Some example code that assumes sizeof(int) is the right number of bytes:
#include <limits.h>
int bytes_to_int_big_endian(const char *bytes)
{
int i;
int result;
result = 0;
for (i = 0; i < sizeof(int); ++i)
result = (result << CHAR_BIT) + bytes[i];
return result;
}
int bytes_to_int_little_endian(const char *bytes)
{
int i;
int result;
result = 0;
for (i = 0; i < sizeof(int); ++i)
result += bytes[i] << (i * CHAR_BIT);
return result;
}
#ifdef TEST
#include <stdio.h>
int main(void)
{
const int correct = 0x01020304;
const char little[] = "\x04\x03\x02\x01";
const char big[] = "\x01\x02\x03\x04";
printf("correct: %0x\n", correct);
printf("from big-endian: %0x\n", bytes_to_int_big_endian(big));
printf("from-little-endian: %0x\n", bytes_to_int_little_endian(little));
return 0;
}
#endif
How about
int int_from_bytes(const char * bytes, _Bool reverse)
{
if(!reverse)
return *(int *)(void *)bytes;
char tmp[sizeof(int)];
for(size_t i = sizeof(tmp); i--; ++bytes)
tmp[i] = *bytes;
return *(int *)(void *)tmp;
}
You'd use it like this:
int i = int_from_bytes(bytes, SYSTEM_ENDIANNESS != ARRAY_ENDIANNESS);
If you're on a system where casting void * to int * may result in alignment conflicts, you can use
int int_from_bytes(const char * bytes, _Bool reverse)
{
int tmp;
if(reverse)
{
for(size_t i = sizeof(tmp); i--; ++bytes)

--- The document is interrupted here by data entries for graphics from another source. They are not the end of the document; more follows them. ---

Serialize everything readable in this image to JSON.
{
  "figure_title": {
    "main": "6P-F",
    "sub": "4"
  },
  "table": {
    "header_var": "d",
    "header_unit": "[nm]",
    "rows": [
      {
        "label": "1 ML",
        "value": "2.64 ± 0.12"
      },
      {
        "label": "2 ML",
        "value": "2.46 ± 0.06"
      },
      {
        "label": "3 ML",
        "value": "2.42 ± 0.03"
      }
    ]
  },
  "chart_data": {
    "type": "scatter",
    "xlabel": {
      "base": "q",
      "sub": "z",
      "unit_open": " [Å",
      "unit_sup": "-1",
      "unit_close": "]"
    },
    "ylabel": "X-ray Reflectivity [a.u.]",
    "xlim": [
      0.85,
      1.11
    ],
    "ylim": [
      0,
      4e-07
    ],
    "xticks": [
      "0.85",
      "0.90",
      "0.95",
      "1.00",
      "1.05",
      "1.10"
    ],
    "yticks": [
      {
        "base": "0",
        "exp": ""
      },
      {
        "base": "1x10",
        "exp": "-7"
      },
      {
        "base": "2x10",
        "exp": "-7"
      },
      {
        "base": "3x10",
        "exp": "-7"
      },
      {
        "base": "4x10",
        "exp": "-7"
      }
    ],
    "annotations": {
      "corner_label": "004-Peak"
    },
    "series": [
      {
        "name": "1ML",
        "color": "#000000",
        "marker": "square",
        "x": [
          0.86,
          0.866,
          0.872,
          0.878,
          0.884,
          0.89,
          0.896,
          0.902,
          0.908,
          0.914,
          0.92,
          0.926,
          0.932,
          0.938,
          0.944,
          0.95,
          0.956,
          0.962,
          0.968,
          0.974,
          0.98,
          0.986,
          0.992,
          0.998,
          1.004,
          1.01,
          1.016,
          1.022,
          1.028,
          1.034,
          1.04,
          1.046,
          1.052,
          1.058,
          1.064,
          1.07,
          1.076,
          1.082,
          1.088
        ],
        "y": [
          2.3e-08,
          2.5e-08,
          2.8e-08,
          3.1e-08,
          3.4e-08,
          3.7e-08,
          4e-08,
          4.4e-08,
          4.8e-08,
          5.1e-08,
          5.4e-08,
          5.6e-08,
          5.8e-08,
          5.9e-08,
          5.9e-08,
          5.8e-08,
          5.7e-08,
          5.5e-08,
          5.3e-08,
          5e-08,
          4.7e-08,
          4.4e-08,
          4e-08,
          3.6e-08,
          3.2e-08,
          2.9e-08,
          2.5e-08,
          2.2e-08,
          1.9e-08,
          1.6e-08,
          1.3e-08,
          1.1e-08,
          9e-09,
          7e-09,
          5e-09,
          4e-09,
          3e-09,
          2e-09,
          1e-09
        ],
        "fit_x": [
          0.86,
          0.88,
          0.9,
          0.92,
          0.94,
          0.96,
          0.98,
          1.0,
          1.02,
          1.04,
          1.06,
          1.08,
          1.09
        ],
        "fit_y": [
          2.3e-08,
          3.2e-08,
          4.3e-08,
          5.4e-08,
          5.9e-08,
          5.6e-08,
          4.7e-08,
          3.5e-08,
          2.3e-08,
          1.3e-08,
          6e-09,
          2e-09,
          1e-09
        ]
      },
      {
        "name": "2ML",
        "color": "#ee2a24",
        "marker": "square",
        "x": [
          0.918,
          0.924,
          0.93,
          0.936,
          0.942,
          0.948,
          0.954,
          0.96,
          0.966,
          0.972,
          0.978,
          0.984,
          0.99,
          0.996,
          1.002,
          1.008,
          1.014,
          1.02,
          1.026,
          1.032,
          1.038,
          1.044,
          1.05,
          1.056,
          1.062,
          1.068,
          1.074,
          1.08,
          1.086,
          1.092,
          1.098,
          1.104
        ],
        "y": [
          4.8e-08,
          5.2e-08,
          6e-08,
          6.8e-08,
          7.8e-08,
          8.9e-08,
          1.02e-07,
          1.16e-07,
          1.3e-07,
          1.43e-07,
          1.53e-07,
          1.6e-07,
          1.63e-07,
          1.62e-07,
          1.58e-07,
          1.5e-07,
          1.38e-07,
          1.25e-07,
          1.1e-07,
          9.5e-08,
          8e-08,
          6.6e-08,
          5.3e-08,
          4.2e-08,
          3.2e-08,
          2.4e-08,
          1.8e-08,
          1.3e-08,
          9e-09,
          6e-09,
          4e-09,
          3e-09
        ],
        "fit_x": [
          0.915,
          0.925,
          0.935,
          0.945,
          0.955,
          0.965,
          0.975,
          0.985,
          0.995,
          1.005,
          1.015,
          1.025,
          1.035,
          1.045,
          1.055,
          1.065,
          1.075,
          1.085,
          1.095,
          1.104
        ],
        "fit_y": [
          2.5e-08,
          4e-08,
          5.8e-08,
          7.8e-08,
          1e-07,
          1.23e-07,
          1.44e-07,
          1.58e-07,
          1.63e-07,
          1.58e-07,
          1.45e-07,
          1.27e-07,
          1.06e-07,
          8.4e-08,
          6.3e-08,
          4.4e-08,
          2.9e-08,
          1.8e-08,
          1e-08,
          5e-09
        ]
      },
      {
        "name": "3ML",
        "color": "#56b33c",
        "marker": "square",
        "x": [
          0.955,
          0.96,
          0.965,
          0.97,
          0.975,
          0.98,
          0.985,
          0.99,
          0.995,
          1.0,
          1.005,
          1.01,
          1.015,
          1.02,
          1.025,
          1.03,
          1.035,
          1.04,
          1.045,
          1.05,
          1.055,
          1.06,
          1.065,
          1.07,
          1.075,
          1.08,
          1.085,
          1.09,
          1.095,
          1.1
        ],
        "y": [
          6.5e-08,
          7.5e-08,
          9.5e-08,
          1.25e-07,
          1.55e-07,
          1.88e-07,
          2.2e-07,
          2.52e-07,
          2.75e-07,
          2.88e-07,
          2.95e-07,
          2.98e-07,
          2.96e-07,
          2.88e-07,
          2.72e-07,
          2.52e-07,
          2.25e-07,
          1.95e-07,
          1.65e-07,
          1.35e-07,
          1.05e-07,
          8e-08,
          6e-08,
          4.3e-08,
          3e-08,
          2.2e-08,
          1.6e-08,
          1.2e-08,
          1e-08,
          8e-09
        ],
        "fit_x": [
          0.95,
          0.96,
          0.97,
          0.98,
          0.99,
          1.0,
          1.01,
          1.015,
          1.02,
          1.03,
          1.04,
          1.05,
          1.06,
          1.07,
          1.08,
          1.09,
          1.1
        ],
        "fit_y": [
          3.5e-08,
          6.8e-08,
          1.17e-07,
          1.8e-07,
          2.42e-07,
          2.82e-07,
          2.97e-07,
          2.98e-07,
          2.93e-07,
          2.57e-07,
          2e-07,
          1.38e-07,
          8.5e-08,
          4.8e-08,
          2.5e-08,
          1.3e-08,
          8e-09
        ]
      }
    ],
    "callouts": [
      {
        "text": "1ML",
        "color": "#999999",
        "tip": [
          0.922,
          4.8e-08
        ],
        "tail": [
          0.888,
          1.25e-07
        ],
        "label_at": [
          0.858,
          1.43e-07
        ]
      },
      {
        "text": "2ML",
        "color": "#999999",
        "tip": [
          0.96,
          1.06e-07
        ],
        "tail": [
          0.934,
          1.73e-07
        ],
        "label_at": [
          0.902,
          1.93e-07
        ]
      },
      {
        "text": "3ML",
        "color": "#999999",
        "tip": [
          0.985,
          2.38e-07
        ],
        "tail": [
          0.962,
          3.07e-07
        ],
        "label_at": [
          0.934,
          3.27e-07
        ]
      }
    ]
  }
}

((char *)&tmp)[i] = *bytes;
}
else memcpy(&tmp, bytes, sizeof(tmp));
return tmp;
}
You shouldn't need to worry about endianess unless you are reading the bytes from a source created on a different machine, e.g. a network stream.
Given that, can't you just use a for loop?
void ReadBytes(char * stream) {
for (int i = 0; i < sizeof(int); i++) {
char foo = stream[i];
}
}
}
Are you asking for something more complicated than that?
You need to worry about endianess only if the data you're reading is composed of numbers which are larger than one byte.
if you're reading sizeof(int) bytes and expect to interpret them as an int then endianess makes a difference. essentially endianness is the way in which a machine interprets a series of more than 1 bytes into a numerical value.
Just use a for loop that moves over the array in sizeof(int) chunks.
Use the function ntohl (found in the header <arpa/inet.h>, at least on Linux) to convert from bytes in the network order (network order is defined as big-endian) to local byte-order. That library function is implemented to perform the correct network-to-host conversion for whatever processor you're running on.
Why read when you can just compare?
bool AreEqual(int i, char *data)
{
return memcmp(&i, data, sizeof(int)) == 0;
}
If you are worrying about endianness when you need to convert all of integers to some invariant form. htonl and ntohl are good examples.